Metadata-Version: 2.3
Name: evalprobe
Version: 0.1.1
Summary: Lightweight, reliable RAG evaluation for solo AI builders. Faithfulness, relevancy, correctness in 5 lines.
Keywords: rag,evaluation,llm,ai,metrics,faithfulness,relevancy
Author: Nitish Patil
Author-email: Nitish Patil <patilnitish444@gmail.com>
License: MIT
Classifier: Development Status :: 3 - Alpha
Classifier: Intended Audience :: Developers
Classifier: License :: OSI Approved :: MIT License
Classifier: Programming Language :: Python :: 3
Classifier: Programming Language :: Python :: 3.10
Classifier: Programming Language :: Python :: 3.11
Classifier: Programming Language :: Python :: 3.12
Classifier: Topic :: Scientific/Engineering :: Artificial Intelligence
Requires-Dist: litellm>=1.83.14
Requires-Dist: pydantic>=2.12.5
Requires-Python: >=3.10
Project-URL: Homepage, https://github.com/nitishpatil18/evalprobe
Project-URL: Repository, https://github.com/nitishpatil18/evalprobe
Project-URL: Issues, https://github.com/nitishpatil18/evalprobe/issues
Description-Content-Type: text/markdown

# evalprobe

# evalprobe

[![Demo](https://img.shields.io/badge/demo-Hugging%20Face-yellow)](https://huggingface.co/spaces/nitishpatil18/evalprobe-demo)
[![PyPI](https://img.shields.io/pypi/v/evalprobe)](https://pypi.org/project/evalprobe/)
[![License](https://img.shields.io/badge/license-MIT-blue.svg)](LICENSE)
[![Python](https://img.shields.io/badge/python-3.10%2B-blue)](https://www.python.org/)

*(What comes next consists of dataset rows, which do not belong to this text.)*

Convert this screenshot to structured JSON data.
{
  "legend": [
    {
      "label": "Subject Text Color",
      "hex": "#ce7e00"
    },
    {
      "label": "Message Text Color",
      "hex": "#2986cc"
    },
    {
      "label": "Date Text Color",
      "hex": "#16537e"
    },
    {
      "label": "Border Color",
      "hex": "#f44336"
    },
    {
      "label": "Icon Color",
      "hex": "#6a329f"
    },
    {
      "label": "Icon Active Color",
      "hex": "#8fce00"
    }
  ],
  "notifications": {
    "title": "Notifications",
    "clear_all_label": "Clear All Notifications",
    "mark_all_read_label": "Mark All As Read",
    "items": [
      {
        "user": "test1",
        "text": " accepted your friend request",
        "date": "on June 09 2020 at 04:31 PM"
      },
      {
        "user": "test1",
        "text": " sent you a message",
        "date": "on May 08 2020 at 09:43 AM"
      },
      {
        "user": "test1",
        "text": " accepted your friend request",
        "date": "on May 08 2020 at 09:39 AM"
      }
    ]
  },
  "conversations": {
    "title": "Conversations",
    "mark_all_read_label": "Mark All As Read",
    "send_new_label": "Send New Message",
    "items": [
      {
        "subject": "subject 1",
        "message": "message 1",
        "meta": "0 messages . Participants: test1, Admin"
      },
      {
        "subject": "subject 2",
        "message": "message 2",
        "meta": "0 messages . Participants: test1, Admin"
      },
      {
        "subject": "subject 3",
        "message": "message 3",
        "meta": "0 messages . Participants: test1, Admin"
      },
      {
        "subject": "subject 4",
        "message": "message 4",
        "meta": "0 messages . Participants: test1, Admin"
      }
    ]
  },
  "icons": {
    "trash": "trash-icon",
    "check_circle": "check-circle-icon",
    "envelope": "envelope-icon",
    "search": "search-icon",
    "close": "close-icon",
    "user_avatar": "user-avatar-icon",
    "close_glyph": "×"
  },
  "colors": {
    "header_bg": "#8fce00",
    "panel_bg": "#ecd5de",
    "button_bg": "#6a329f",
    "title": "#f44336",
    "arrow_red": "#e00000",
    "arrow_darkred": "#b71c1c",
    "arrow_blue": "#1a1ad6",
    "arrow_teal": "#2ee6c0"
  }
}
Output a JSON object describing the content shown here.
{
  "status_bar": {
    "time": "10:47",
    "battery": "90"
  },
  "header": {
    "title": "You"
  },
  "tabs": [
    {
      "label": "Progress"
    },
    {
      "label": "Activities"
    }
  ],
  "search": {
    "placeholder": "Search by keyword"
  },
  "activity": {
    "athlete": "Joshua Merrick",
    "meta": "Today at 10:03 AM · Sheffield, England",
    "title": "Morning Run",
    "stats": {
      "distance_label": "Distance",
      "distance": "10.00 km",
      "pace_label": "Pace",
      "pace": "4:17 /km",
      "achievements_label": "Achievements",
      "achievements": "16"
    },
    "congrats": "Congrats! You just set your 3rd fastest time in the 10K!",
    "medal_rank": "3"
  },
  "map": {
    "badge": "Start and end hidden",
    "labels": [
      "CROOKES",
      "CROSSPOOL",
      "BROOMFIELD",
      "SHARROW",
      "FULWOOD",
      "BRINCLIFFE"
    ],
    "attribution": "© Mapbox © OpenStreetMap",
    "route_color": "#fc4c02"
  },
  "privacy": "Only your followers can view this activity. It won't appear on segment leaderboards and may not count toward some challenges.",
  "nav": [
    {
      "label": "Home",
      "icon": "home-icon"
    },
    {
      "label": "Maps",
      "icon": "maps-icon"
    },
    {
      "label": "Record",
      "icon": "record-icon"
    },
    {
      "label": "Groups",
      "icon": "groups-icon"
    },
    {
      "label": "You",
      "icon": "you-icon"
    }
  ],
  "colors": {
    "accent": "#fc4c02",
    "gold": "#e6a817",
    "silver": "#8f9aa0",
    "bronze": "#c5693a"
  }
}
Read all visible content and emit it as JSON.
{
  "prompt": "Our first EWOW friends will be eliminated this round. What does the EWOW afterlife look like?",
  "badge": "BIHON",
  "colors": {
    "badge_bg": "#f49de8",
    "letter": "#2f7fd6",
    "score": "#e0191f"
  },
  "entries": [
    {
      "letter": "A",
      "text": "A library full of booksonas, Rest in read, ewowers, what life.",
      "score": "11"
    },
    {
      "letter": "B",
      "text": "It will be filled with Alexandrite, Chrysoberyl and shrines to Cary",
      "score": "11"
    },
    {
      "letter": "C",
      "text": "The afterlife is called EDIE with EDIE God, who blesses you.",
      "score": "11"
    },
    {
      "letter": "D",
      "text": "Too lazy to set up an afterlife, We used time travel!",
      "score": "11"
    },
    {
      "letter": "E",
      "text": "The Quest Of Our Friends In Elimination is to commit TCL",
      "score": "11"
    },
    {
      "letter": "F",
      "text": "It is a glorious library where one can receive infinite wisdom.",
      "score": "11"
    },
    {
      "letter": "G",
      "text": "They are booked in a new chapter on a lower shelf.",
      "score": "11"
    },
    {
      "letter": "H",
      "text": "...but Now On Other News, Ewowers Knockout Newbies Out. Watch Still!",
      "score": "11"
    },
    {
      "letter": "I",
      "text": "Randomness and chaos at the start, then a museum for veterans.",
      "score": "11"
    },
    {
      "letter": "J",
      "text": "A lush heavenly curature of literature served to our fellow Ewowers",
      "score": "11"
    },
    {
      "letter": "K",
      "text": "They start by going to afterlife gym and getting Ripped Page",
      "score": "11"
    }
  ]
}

**Lightweight, reliable RAG evaluation for solo AI builders.** Faithfulness, relevancy, and correctness in 5 lines. Works with any LLM via [litellm](https://github.com/BerriAI/litellm).

[**Try it in your browser →**](https://huggingface.co/spaces/nitishpatil18/evalprobe-demo)

Other RAG eval libraries are heavy, brittle, or focused on enterprise. evalprobe is the smallest thing that actually works.

## Install

```bash
pip install evalprobe
```

## Use it

```python
from evalprobe import evaluate, EvalSample

sample = EvalSample(
    question="When did the Eiffel Tower open?",
    answer="It opened in 1889 and is 330 meters tall.",
    contexts=["The Eiffel Tower was completed in March 1889 for the World's Fair."],
    ground_truth="The Eiffel Tower opened on 31 March 1889.",
)

result = evaluate(sample, model="gpt-4o-mini")

for s in result.scores:
    print(f"{s.name}: {s.score:.2f}")
```

Output:
faithfulness: 0.50
answer_relevancy: 1.00
answer_correctness: 0.67

The height claim got flagged as unfaithful because the context didn't mention it. That's the whole point.

## CLI

Evaluate a JSONL file of samples and write results:

```bash
export OPENAI_API_KEY=sk-...

evalprobe eval samples.jsonl \
  --model gpt-4o-mini \
  --output results.jsonl
```

Each line of `samples.jsonl` is one sample:
```json
{"question": "...", "answer": "...", "contexts": ["..."], "ground_truth": "..."}
```

You get a per-metric mean summary on stderr and full per-sample results in `results.jsonl`.

## The metrics

- **faithfulness** — fraction of answer claims actually supported by the retrieved contexts. Catches hallucinations.
- **answer_relevancy** — how directly the answer addresses the question. Catches evasive or off-topic answers.
- **answer_correctness** — F1 score of facts in the answer vs. ground truth. Catches factual errors. Requires `ground_truth`.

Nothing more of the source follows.